UNESCO Dünya Mirası Listesi‘nde yer alan Göbeklitepe‘deki yapılara benzeyen ve birinci belirlemelere nazaran neolitik periyoda ilişkin “T” biçiminde 250’nin üzerinde dikilitaşın bulunduğu Şanlıurfa’daki Karahantepe’de birinci hafriyat çalışmaları başladı. Şanlıurfa kültür envanterinin tespiti için başlatılan çalışmalar sırasında, kent merkezine 46 kilometre arada bulunan Tek Tek Dağları Ulusal Parkı içerisindeki Kargalı Mahallesi yakınlarında araştırmacılar tarafından 1997 yılında yapılan yüzey araştırması sırasında Karahantepe’deki yapılar fark edildi.
Bölge halkı tarafından Keçilitepe olarak da bilinen alanda, Kültür ve Turizm Bakanlığı’nın himayesinde İstanbul Üniversitesi Tarih Öncesi Arkeolojisi Ana Bilim Kısmı ve Karahantepe Hafriyat Lideri Prof.
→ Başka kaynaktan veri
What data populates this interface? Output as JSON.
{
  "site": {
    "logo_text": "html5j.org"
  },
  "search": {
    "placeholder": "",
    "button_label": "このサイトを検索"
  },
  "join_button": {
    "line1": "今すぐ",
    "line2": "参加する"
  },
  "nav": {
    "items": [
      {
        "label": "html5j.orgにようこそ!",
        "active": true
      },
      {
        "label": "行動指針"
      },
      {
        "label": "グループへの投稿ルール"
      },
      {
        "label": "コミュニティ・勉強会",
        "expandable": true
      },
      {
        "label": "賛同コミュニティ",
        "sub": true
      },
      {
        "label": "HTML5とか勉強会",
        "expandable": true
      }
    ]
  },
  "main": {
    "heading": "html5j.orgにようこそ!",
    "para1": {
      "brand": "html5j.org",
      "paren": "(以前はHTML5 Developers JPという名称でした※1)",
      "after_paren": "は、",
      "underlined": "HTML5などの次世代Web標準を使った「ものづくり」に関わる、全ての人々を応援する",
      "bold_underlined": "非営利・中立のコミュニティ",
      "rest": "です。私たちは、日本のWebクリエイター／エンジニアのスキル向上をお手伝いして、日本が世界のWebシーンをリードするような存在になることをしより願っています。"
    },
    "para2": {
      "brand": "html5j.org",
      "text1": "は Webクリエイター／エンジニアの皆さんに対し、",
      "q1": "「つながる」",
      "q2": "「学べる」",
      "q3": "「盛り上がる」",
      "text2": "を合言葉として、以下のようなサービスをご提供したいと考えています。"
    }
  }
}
Dr. Necmi Karul başkanlığında 2 yıl evvel “Göbeklitepe Kültürü ve Karahantepe Kazıları” projesi kapsamında yüzey araştırma çalışması başlatıldı. Bu araştırmalarda UNESCO Dünya Mirası Listesi’nde yer alan Göbeklitepe’deki yapılara benzeyen ve birinci belirlemelere nazaran neolitik periyoda ilişkin “T” biçiminde 250’nin üzerinde dikili taş tespit edildi.
Kültür ve Turizm Bakanlığı Kültür Varlıkları ve Müzeler Genel Müdürlüğü’nden alınan müsaadeyle İstanbul Üniversitesi tarafından Prof. Dr. Necmi Karul başkanlığında bölgede birinci hafriyat çalışmalarına başlandı. Karahantepe Hafriyat Lideri Prof. Dr. Karul, bölgede Göbeklitepe ile birebir periyotta olduğu iddia edilen 12 noktanın bilindiğini bunlardan birinin ise Karahantepe olduğunu söyledi.
“Hava fotoğraflarından bile burada yüzeyde gözüken dikilitaş sayısı 250’nin üzerinde. Bu periyodun yapılarına baktığımızda 12 etrafta, 2 de merkezde olmak üzere içerisinde 14 dikilitaş bulunan özel yapılar kelam konusu. Bu türlü bir hesap yapıldığında yüzeyden görülebilen dikili taşlar 30 civarında yapının olduğunu bize söylüyor. Kuşkusuz görülebilenler bunlar lakin toprak altına şimdi açığa çıkarılmasını bekleyen daha fazla yapının olduğunu da ön görmek gerekir. Hasebiyle onlarca yapı olduğunu şimdi hafriyata yeni başlamış olmamıza karşın rahatlıkla söyleyebiliriz.”
Göbeklitepe’nin T biçimindeki dikili taşlarla ayırt edilen yerlerden bir tanesi olduğuna ve tek bir devri tabir etmediğine vurgu yapan Prof. Dr. Karul, konuşmasını şöyle sürdürdü: “Göbeklitepe’deki hayat ‘T’ biçimindeki taşlardan oluşan bir devirden de ibaret değil. Çok daha uzun bir süreci yansıtıyor, 700 – 800 yıllık bir yerleşim veyahut kullanım kelam konusu. Karahantepe’nin de bu müddetin içerisinde bir yere oturduğu kesin. Daha uzun bir süreyi kapsayabilir, öncesinden başlayabilir. Bütün bunları burada yapacağımız hafriyatlar gösterecek lakin en azından bu sürecin içerisinde değerli bir vakit aralığıyla örtüştüğünü çağdaş (aynı dönemde) olduğunu söyleyebiliriz. Bu da günümüzden 11 bin 500 yıl öncesini söz ediyor. Karahantepe’nin Tek Tek Dağları Ulusal Parkı içerisinde olmasının arkeolojiyle bütünleşik farklı projeler yapmaya da fırsat sağlayacağını düşünüyoruz.”